Stimulus Bets Raise Emerging-Market Bonds Above Brexit Hurricane

BlackRock's Rieder: Picking Points on U.S. Treasury Curve
  • Turkish, Polish, S. African yields drop below pre-vote levels
  • Bets policy makers will respond with stimulus buoying bonds

Bond investors in the emerging-market countries most sensitive to the U.K.’s departure from the European Union have found themselves beneficiaries of the financial convulsions.

As the bonds have rallied from a sell-off immediately after the vote, yields on Turkish 10-year notes have fallen below where they were prior to the British referendum result on June 24. The rate on similar-maturity Romanian securities tumbled to a two-month low on Wednesday, while yields on South African notes fell the most in emerging markets after Brazil. In Poland, among the most exposed to so-called Brexit risk, bonds also gained for a third day.

Investors are betting central banks across the world will respond to post-referendum volatility and threats to growth with monetary stimulus including expansion of Europe’s asset-purchase program and the Federal Reserve putting its plans to raise interest rates on ice. That’s shone a spotlight on countries offering the best refuge from near-zero or negative rates.

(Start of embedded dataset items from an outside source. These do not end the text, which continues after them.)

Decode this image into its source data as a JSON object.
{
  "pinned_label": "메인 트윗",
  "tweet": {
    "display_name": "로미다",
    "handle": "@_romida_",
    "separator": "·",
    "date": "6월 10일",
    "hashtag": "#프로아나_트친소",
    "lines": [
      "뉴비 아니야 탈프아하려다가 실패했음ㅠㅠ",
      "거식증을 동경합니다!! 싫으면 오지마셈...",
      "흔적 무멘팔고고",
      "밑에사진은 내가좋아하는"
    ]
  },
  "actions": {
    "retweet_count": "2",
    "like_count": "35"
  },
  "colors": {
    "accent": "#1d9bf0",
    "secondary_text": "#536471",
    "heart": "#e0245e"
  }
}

"The bonds are rallying on expectations that the Fed will stay on hold for longer and that European Central Bank quantitative easing can be expanded," said Koon Chow, a London-based strategist at Union Bancaire Privee, which oversees $112 billion in assets. "Euro area downside growth risks are a reason to be more dovish on central and eastern Europe, South Africa and Turkish monetary policy.”

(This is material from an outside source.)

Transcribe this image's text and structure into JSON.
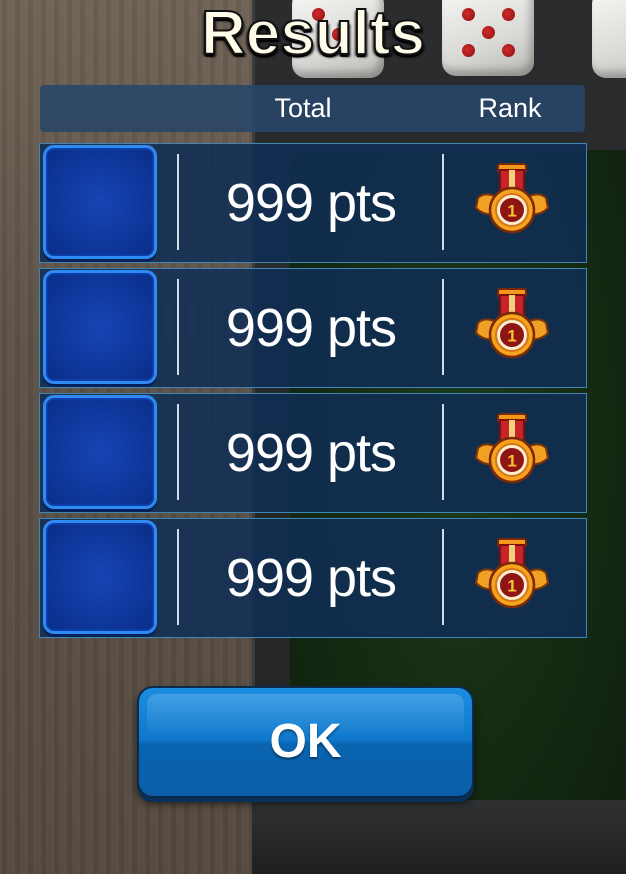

Polish local-currency government bonds offer "relative value," Chow said, recommending overweight positions in Russia, Indonesia and Brazil in a diversified portfolio.

For a story on market outlook for Federal Reserve rate increases, click here

Risk Sensitive

Those countries’ bonds are still subject to risks that threaten the rally. The EU’s eastern member states, such as Poland and Romania, are vulnerable to the U.K. leaving the bloc because they are recipients of financial support from a budget to which Britain is the third-biggest net contributor.

Turkey depends on foreign investment to finance a current-account shortfall, leaving its markets sensitive to global volatility while Germany and the U.K. are its biggest export destinations. The impact of Brexit on South Africa is mainly through prices of raw materials that the country exports.

Still, emerging-market investors are accustomed to such risks, according to Chow.

The yield on South Africa’s 2026 bond fell 13 basis points to 8.76 percent on Wednesday, while the rate on similar-maturity Turkish notes was 9.36 percent, down 37 basis points over the past three days.

“If you want to have yields, and many investors do need yield, you have to go out on the risk scale," said Viktor Szabo, a money manager at Aberdeen Asset Management Plc, which oversees about $10 billion in developing-country assets. Szabo said he has a neutral position in South African bonds. "Emerging markets look to offer quite decent opportunity even after the Brexit.”